Jury set for Bill Cosby’s upcoming retrial, amid alleged discrimination clashes

The jurors — seven men and five women — will be sequestered this Sunday evening for the remainder of Cosby’s sexual assault retrial. Of the 12 jurors, one woman and one man is Black.

Bill Cosby (right) is escorted into the Montgomery County Courthouse on March 30. | SYDNEY SCHAEFER / THE TEMPLE NEWS

NORRISTOWN, Pa. — The jury panel for Bill Cosby’s upcoming retrial was finalized on Wednesday, with at least one more day of jury selection to fill the six alternate seats.

The jurors — seven men and five women — will be sequestered this Sunday evening for the remainder of Cosby’s sexual assault retrial, which is expected to last at least a month. Of the 12 jurors, one woman and one man is Black. The rest of the jury panel is white — the same exact makeup of the jury for Cosby’s first trial in June that ended in a mistrial.

The jurors range from their mid-20s to late 50s, but no identifying information was released to protect their identities for the highly publicized trial.

Conflict filled much of jury selection on Wednesday, after Cosby’s defense team alleged the District Attorney’s office was discriminatory because it used one of its seven chances to strike a potential juror.
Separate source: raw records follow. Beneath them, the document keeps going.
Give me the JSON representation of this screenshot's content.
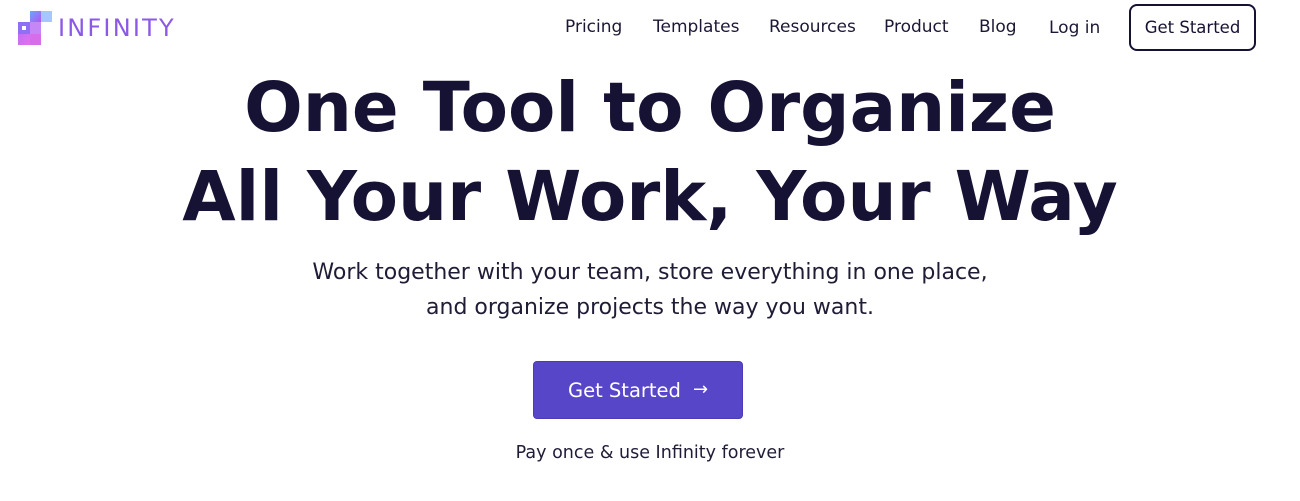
{
  "header": {
    "logo_text": "INFINITY",
    "nav": [
      {
        "label": "Pricing"
      },
      {
        "label": "Templates"
      },
      {
        "label": "Resources"
      },
      {
        "label": "Product"
      },
      {
        "label": "Blog"
      },
      {
        "label": "Log in"
      }
    ],
    "cta_label": "Get Started"
  },
  "hero": {
    "title_line_1": "One Tool to Organize",
    "title_line_2": "All Your Work, Your Way",
    "subtitle_line_1": "Work together with your team, store everything in one place,",
    "subtitle_line_2": "and organize projects the way you want.",
    "cta_label": "Get Started",
    "cta_icon": "arrow-right-icon",
    "note": "Pay once & use Infinity forever"
  },
  "colors": {
    "brand": "#8c59e6",
    "primary_button": "#5746c7",
    "text": "#161234"
  }
}
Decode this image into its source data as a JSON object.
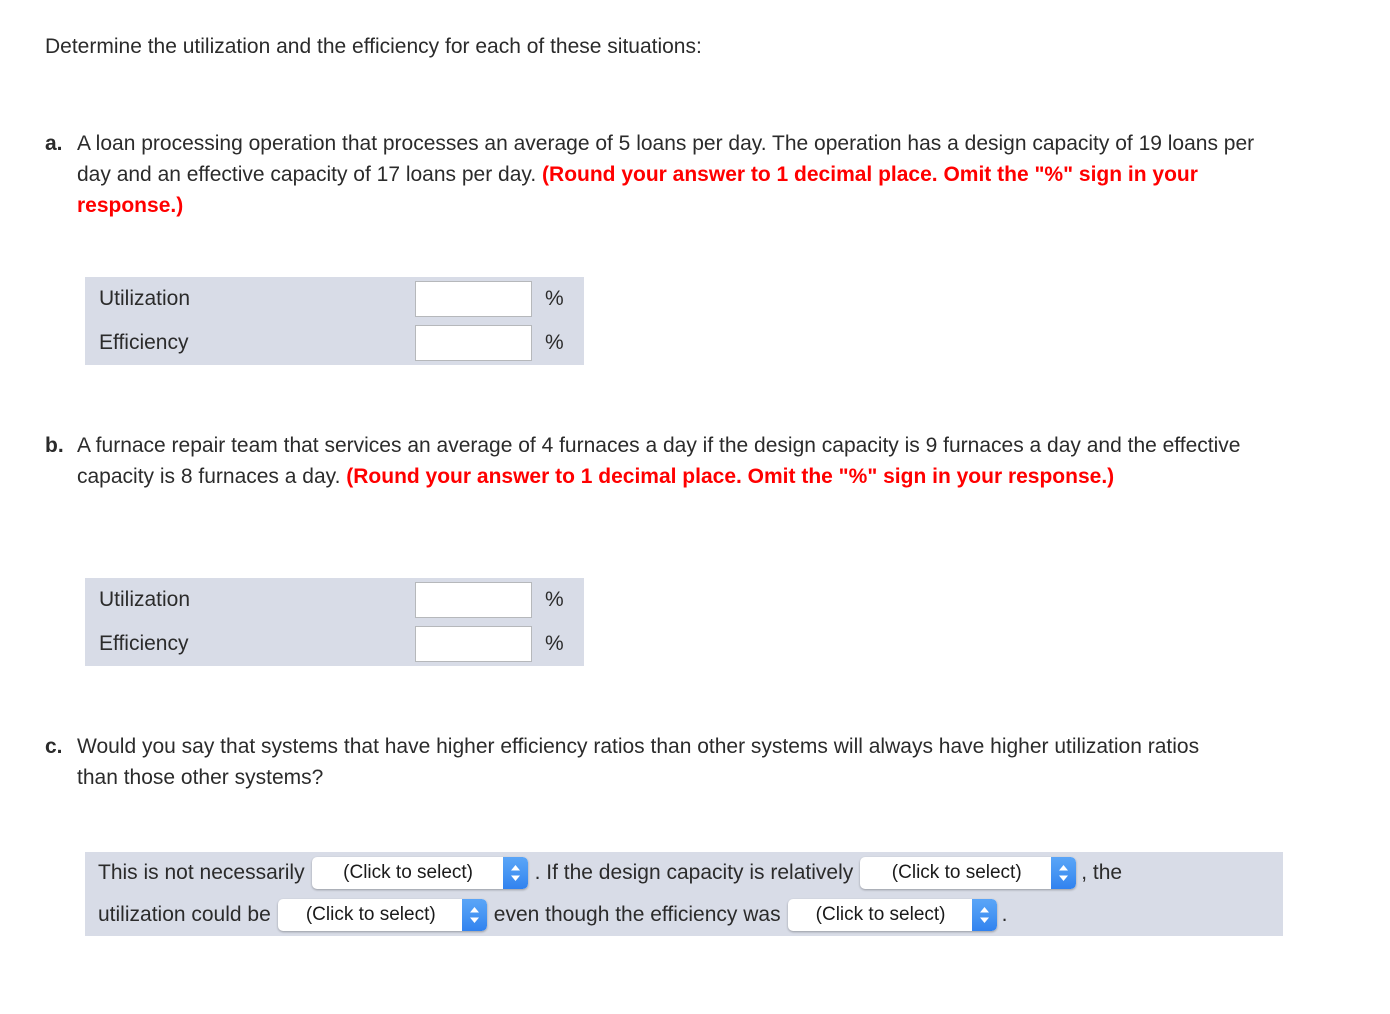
{
  "intro": {
    "text": "Determine the utilization and the efficiency for each of these situations:"
  },
  "questions": [
    {
      "marker": "a.",
      "text": "A loan processing operation that processes an average of 5 loans per day. The operation has a design capacity of 19 loans per day and an effective capacity of 17 loans per day. ",
      "note": "(Round your answer to 1 decimal place. Omit the \"%\" sign in your response.)"
    },
    {
      "marker": "b.",
      "text": "A furnace repair team that services an average of 4 furnaces a day if the design capacity is 9 furnaces a day and the effective capacity is 8 furnaces a day. ",
      "note": "(Round your answer to 1 decimal place. Omit the \"%\" sign in your response.)"
    },
    {
      "marker": "c.",
      "text": "Would you say that systems that have higher efficiency ratios than other systems will always have higher utilization ratios than those other systems?",
      "note": ""
    }
  ],
  "answer_tables": [
    {
      "rows": [
        {
          "label": "Utilization",
          "value": "",
          "unit": "%"
        },
        {
          "label": "Efficiency",
          "value": "",
          "unit": "%"
        }
      ]
    },
    {
      "rows": [
        {
          "label": "Utilization",
          "value": "",
          "unit": "%"
        },
        {
          "label": "Efficiency",
          "value": "",
          "unit": "%"
        }
      ]
    }
  ],
  "statement": {
    "line1": {
      "lead": "This is not necessarily",
      "mid": ". If the design capacity is relatively",
      "tail": ", the"
    },
    "line2": {
      "lead": "utilization could be",
      "mid": "even though the efficiency was",
      "tail": "."
    },
    "dropdowns": [
      {
        "selected": "(Click to select)"
      },
      {
        "selected": "(Click to select)"
      },
      {
        "selected": "(Click to select)"
      },
      {
        "selected": "(Click to select)"
      }
    ]
  },
  "colors": {
    "panel_bg": "#d8dce7",
    "note_red": "#ff0000",
    "text": "#2b2b2b",
    "dropdown_blue": "#4796f3"
  }
}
The woman the DA’s office decided to strike was a Black woman and what Defense Attorney Kathleen Bliss later argued was “suspicious” of discrimination.
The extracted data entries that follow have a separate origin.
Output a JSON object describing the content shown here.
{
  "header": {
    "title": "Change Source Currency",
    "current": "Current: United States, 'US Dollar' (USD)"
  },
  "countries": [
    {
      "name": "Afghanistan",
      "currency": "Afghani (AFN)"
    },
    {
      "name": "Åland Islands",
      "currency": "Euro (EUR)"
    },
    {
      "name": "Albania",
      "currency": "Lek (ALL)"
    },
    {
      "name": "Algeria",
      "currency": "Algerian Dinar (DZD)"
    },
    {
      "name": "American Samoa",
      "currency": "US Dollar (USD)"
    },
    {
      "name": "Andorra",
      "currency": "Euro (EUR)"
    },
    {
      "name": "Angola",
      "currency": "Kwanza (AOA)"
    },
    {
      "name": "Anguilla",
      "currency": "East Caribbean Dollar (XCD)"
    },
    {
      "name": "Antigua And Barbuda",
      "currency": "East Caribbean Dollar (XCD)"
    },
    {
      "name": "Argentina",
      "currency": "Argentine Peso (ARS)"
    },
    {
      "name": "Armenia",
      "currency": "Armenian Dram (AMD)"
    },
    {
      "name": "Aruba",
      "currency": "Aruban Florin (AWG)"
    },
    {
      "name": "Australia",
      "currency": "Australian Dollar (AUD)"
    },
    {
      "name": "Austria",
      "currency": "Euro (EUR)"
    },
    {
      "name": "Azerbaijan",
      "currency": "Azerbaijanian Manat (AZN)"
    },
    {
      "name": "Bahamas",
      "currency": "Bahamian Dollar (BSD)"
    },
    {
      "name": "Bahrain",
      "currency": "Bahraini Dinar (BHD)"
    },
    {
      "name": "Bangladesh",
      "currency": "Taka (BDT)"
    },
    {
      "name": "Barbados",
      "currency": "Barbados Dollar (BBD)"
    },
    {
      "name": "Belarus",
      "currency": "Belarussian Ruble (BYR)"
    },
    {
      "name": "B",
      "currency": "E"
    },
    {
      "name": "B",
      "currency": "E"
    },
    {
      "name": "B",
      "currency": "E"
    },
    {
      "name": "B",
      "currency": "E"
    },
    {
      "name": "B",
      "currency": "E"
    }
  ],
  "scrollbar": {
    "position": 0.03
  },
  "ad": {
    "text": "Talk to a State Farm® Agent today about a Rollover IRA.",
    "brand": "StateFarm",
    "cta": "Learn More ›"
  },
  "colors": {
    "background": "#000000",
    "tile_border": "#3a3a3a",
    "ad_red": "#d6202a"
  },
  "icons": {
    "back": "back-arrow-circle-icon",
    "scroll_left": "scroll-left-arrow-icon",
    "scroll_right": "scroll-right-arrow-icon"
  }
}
“She was the only African American left,” Bliss said. “[Cosby] is offended. The defendant, who faces the rest of his life in jail, is an African American.”
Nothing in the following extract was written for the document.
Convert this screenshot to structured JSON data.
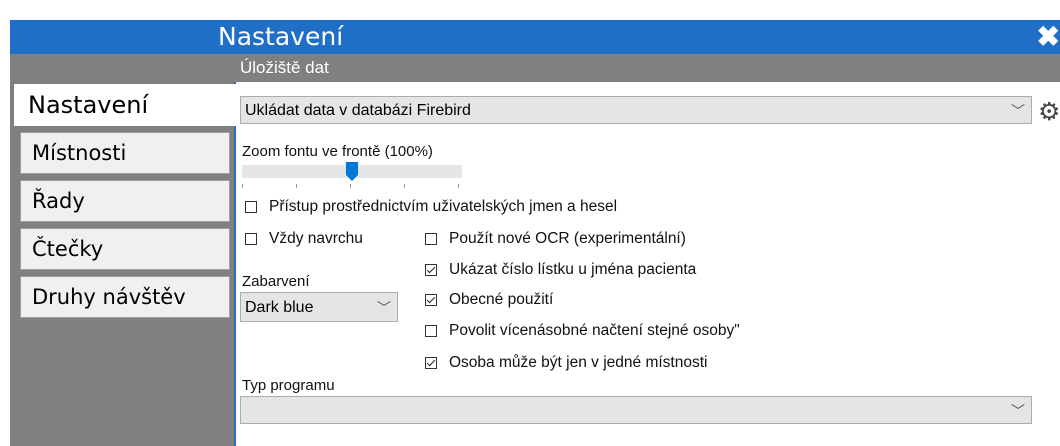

Of the 120 jurors questioned on Tuesday, there were four that were Black, Bliss said. The woman who was dismissed on Wednesday was the only Black person to be individually interviewed from that jury pool.

District Attorney Kevin Steele rebutted, stating his team did not strike the woman because of her race and can prove it because his team had “gladly taken both” of the two Black jurors.

“To somehow infer that this isn’t being done for a race-neutral reason is, quite frankly, ludicrous,” Steele said. “This is bad. The victims in the case… they come from different races. There is not a race component to this.”

While Montgomery County Court of Common Pleas Judge Steven T. O’Neill was reviewing the defense’s argument, a non-attorney member of the defense allegedly overheard a statement by a member of the prosecution that was “discriminatory and repulsive,” Bliss told the court.

“You can’t take the spots off the leopard,” Bliss told the court. “It was racial animus that can’t be undone.”

Bliss attempted to use this alleged statement to prove discrimination by the District Attorney’s team, but was not allowed by O’Neill to say it before the court.

The details of the alleged statement were not disclosed to the public.

The defense backed off after about an hour of behind-closed-doors conferences, but held onto its objection and will address it during trial. Tom Mesereau, Cosby’s lead attorney, said his team challenged the prosecution for striking down the only Black juror “in good faith” but because of time constraints would not move forward with the motion.

Each of the jurors that will take the bench on Monday for opening statements discussed their knowledge of the #MeToo Movement and other accusations of sexual misconduct in the entertainment industry. Three of the jurors said someone close to them had been sexually assaulted, but that it would not affect their ability to be an impartial juror.

Cosby is criminally charged with sexually assaulting and drugging Andrea Constand, a former Temple employee, at his Montgomery County home in 2004.